Reviewer: Jo Beggs
Ten years ago, in the depths of a mid-life crisis, Richard Herring’s stand-up showOh Fuck I’m 40 was an angry rant at the world. Single, drinking too much and hankering after his youth, Herring got some great material out of his increasingly dysfunctional life. Never one to hold back, his personal life laid out for all to see, we laughed along with him at his foibles and failings.
Ten years on, as Herring hits 50, his new show reflects the different person he’s become. So much more comfortable in his own skin, and with that freedom to say what you think that comes with age, he’s probably more on form than ever.Oh Frig I’m 50 is less of a rage against aging but rather an ode to the absurdity of it. Now married with two small children, Herring’s realisation that he’s spent most of his life only thinking about himself, and that there’s now other things to distract him is something of a weight off his shoulders. He’s still as vulnerable as ever, still doling out sex stories that make you wince, still lamenting on how his career’s panned out, but all of it undercut with a general feeling of satisfaction – if only that he’s got this far.
Herring’s sardonic wit is particularly effective when applied to the gentler aspects of life-changing nappies and pushing swings get some of the same comedic treatment as the more lairy activities of the past, and to great effect. Herring shows himself to be more thoughtful than ever, more in touch with himself and the world, but that definitely doesn’t mean his comedy isn’t as sharp and indelicate as ever.

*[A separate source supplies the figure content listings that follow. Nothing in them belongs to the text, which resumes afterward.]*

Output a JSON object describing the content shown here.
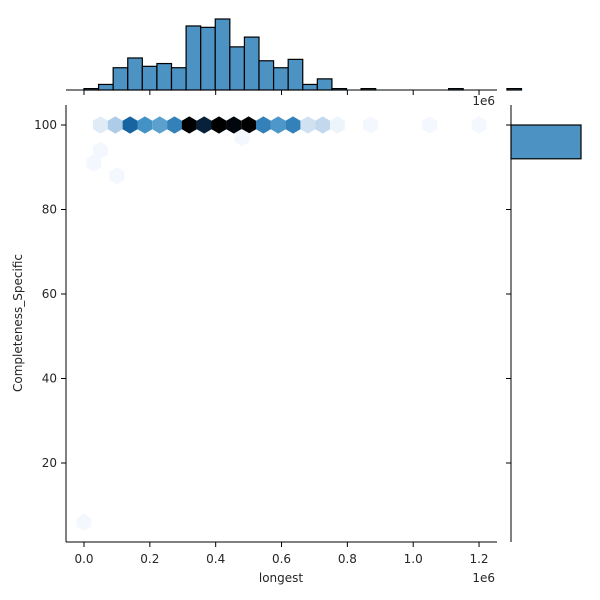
{
  "chart_data": {
    "type": "jointplot-hexbin",
    "title": "",
    "xlabel": "longest",
    "ylabel": "Completeness_Specific",
    "x_offset_label": "1e6",
    "top_offset_label": "1e6",
    "xlim": [
      -0.05,
      1.25
    ],
    "ylim": [
      2,
      105
    ],
    "x_ticks": [
      0.0,
      0.2,
      0.4,
      0.6,
      0.8,
      1.0,
      1.2
    ],
    "x_tick_labels": [
      "0.0",
      "0.2",
      "0.4",
      "0.6",
      "0.8",
      "1.0",
      "1.2"
    ],
    "y_ticks": [
      20,
      40,
      60,
      80,
      100
    ],
    "y_tick_labels": [
      "20",
      "40",
      "60",
      "80",
      "100"
    ],
    "grid": false,
    "color": "#4c92c3",
    "hexbins": [
      {
        "x": 0.05,
        "y": 100,
        "density": 0.12
      },
      {
        "x": 0.095,
        "y": 100,
        "density": 0.3
      },
      {
        "x": 0.14,
        "y": 100,
        "density": 0.72
      },
      {
        "x": 0.185,
        "y": 100,
        "density": 0.5
      },
      {
        "x": 0.23,
        "y": 100,
        "density": 0.45
      },
      {
        "x": 0.275,
        "y": 100,
        "density": 0.58
      },
      {
        "x": 0.32,
        "y": 100,
        "density": 1.0
      },
      {
        "x": 0.365,
        "y": 100,
        "density": 0.9
      },
      {
        "x": 0.41,
        "y": 100,
        "density": 1.0
      },
      {
        "x": 0.455,
        "y": 100,
        "density": 0.98
      },
      {
        "x": 0.5,
        "y": 100,
        "density": 1.0
      },
      {
        "x": 0.545,
        "y": 100,
        "density": 0.58
      },
      {
        "x": 0.59,
        "y": 100,
        "density": 0.48
      },
      {
        "x": 0.635,
        "y": 100,
        "density": 0.58
      },
      {
        "x": 0.68,
        "y": 100,
        "density": 0.2
      },
      {
        "x": 0.725,
        "y": 100,
        "density": 0.26
      },
      {
        "x": 0.77,
        "y": 100,
        "density": 0.05
      },
      {
        "x": 0.87,
        "y": 100,
        "density": 0.02
      },
      {
        "x": 1.05,
        "y": 100,
        "density": 0.02
      },
      {
        "x": 1.2,
        "y": 100,
        "density": 0.02
      },
      {
        "x": 0.05,
        "y": 94,
        "density": 0.02
      },
      {
        "x": 0.03,
        "y": 91,
        "density": 0.02
      },
      {
        "x": 0.1,
        "y": 88,
        "density": 0.02
      },
      {
        "x": 0.48,
        "y": 97,
        "density": 0.02
      },
      {
        "x": 0.0,
        "y": 6,
        "density": 0.02
      }
    ],
    "marginal_x": {
      "type": "bar",
      "bin_start": 0.0,
      "bin_width": 0.0443,
      "values": [
        1,
        4,
        16,
        23,
        17,
        19,
        16,
        46,
        45,
        51,
        31,
        38,
        21,
        16,
        22,
        4,
        8,
        1,
        0,
        1,
        0,
        0,
        0,
        0,
        0,
        1,
        0,
        0,
        0,
        1
      ]
    },
    "marginal_y": {
      "type": "bar",
      "bins": [
        {
          "from": 92,
          "to": 100,
          "value": 100
        }
      ]
    }
  }
}
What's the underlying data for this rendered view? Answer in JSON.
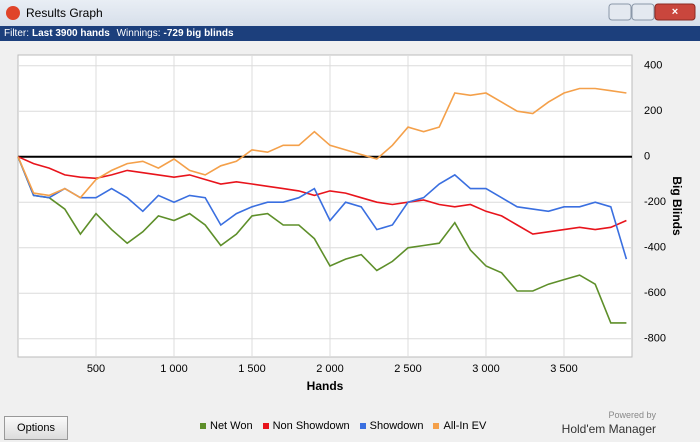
{
  "window": {
    "title": "Results Graph"
  },
  "filter": {
    "label": "Filter:",
    "hands": "Last 3900 hands",
    "winnings_label": "Winnings:",
    "winnings": "-729 big blinds"
  },
  "chart_data": {
    "type": "line",
    "x_label": "Hands",
    "y_label": "Big Blinds",
    "x": [
      0,
      100,
      200,
      300,
      400,
      500,
      600,
      700,
      800,
      900,
      1000,
      1100,
      1200,
      1300,
      1400,
      1500,
      1600,
      1700,
      1800,
      1900,
      2000,
      2100,
      2200,
      2300,
      2400,
      2500,
      2600,
      2700,
      2800,
      2900,
      3000,
      3100,
      3200,
      3300,
      3400,
      3500,
      3600,
      3700,
      3800,
      3900
    ],
    "series": [
      {
        "name": "Net Won",
        "color": "#5e8f2a",
        "values": [
          0,
          -170,
          -180,
          -230,
          -340,
          -250,
          -320,
          -380,
          -330,
          -260,
          -280,
          -250,
          -300,
          -390,
          -340,
          -260,
          -250,
          -300,
          -300,
          -360,
          -480,
          -450,
          -430,
          -500,
          -460,
          -400,
          -390,
          -380,
          -290,
          -410,
          -480,
          -510,
          -590,
          -590,
          -560,
          -540,
          -520,
          -560,
          -730,
          -730
        ]
      },
      {
        "name": "Non Showdown",
        "color": "#e8141c",
        "values": [
          0,
          -30,
          -50,
          -80,
          -90,
          -95,
          -80,
          -60,
          -70,
          -80,
          -90,
          -80,
          -100,
          -120,
          -110,
          -120,
          -130,
          -140,
          -150,
          -170,
          -150,
          -160,
          -180,
          -200,
          -210,
          -200,
          -190,
          -210,
          -220,
          -210,
          -240,
          -260,
          -300,
          -340,
          -330,
          -320,
          -310,
          -320,
          -310,
          -280
        ]
      },
      {
        "name": "Showdown",
        "color": "#3a6fe0",
        "values": [
          0,
          -170,
          -180,
          -140,
          -180,
          -180,
          -140,
          -180,
          -240,
          -170,
          -200,
          -170,
          -180,
          -300,
          -250,
          -220,
          -200,
          -200,
          -180,
          -140,
          -280,
          -200,
          -220,
          -320,
          -300,
          -200,
          -180,
          -120,
          -80,
          -140,
          -140,
          -180,
          -220,
          -230,
          -240,
          -220,
          -220,
          -200,
          -220,
          -450
        ]
      },
      {
        "name": "All-In EV",
        "color": "#f4a04a",
        "values": [
          0,
          -160,
          -170,
          -140,
          -180,
          -100,
          -60,
          -30,
          -20,
          -50,
          -10,
          -60,
          -80,
          -40,
          -20,
          30,
          20,
          50,
          50,
          110,
          50,
          30,
          10,
          -10,
          50,
          130,
          110,
          130,
          280,
          270,
          280,
          240,
          200,
          190,
          240,
          280,
          300,
          300,
          290,
          280
        ]
      }
    ],
    "xlim": [
      0,
      3936
    ],
    "ylim": [
      -880,
      447
    ],
    "xticks": [
      500,
      {
        "value": 1000,
        "label": "1 000"
      },
      {
        "value": 1500,
        "label": "1 500"
      },
      {
        "value": 2000,
        "label": "2 000"
      },
      {
        "value": 2500,
        "label": "2 500"
      },
      {
        "value": 3000,
        "label": "3 000"
      },
      {
        "value": 3500,
        "label": "3 500"
      }
    ],
    "yticks": [
      -800,
      -600,
      -400,
      -200,
      0,
      200,
      400
    ],
    "grid": true,
    "zero_line": true,
    "legend": "bottom"
  },
  "footer": {
    "button": "Options",
    "powered_by": "Powered by",
    "brand": "Hold'em Manager"
  }
}
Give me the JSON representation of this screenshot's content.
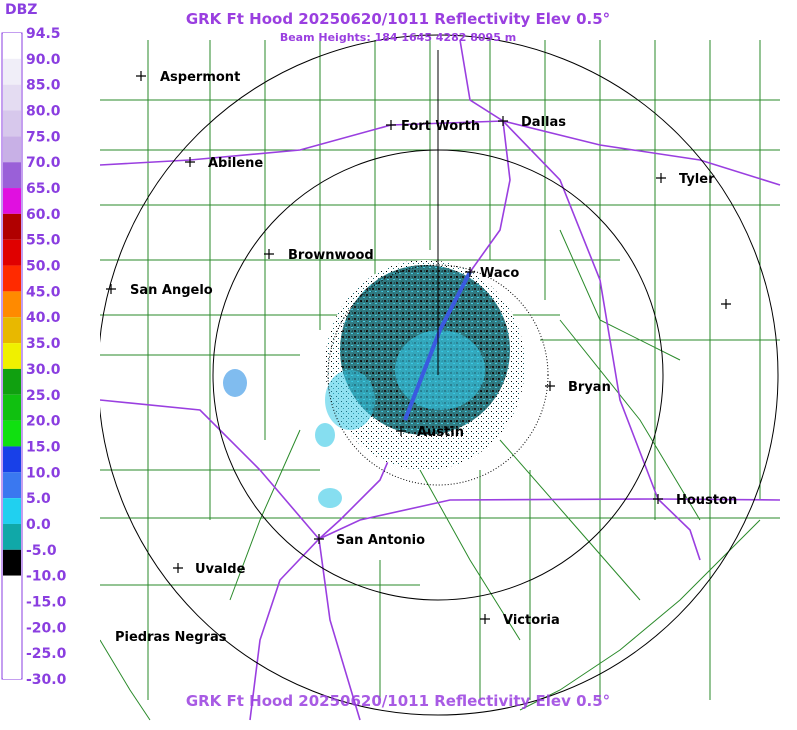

Herring delivers some brilliant routines on his own middle-class life – moving to the country, skiing holidays and the ubiquitous nespresso machine. He tells a long, hilarious story about getting a crush on a CBBC puppet, and one about how he’s annoyed the postal service. He talks about his kids, throws in a few local and topical jokes, laments on his physical deterioration. It’s all pretty typical stand-up material but Herring does it all with a self-confidence and slickness that has definitely come with age. Along with the irreverence he’s always been so great at, it adds up to him being at the top of his game.
Herring is the most unlikely comedian to grow old gracefully, but that’s definitely what seems to be happening. Let’s hope his promise of Oh Shit I’m 60 comes to be, with plenty more in between. This is Herring at his funniest, and most thought-provoking – but just as rude and irreverent as ever.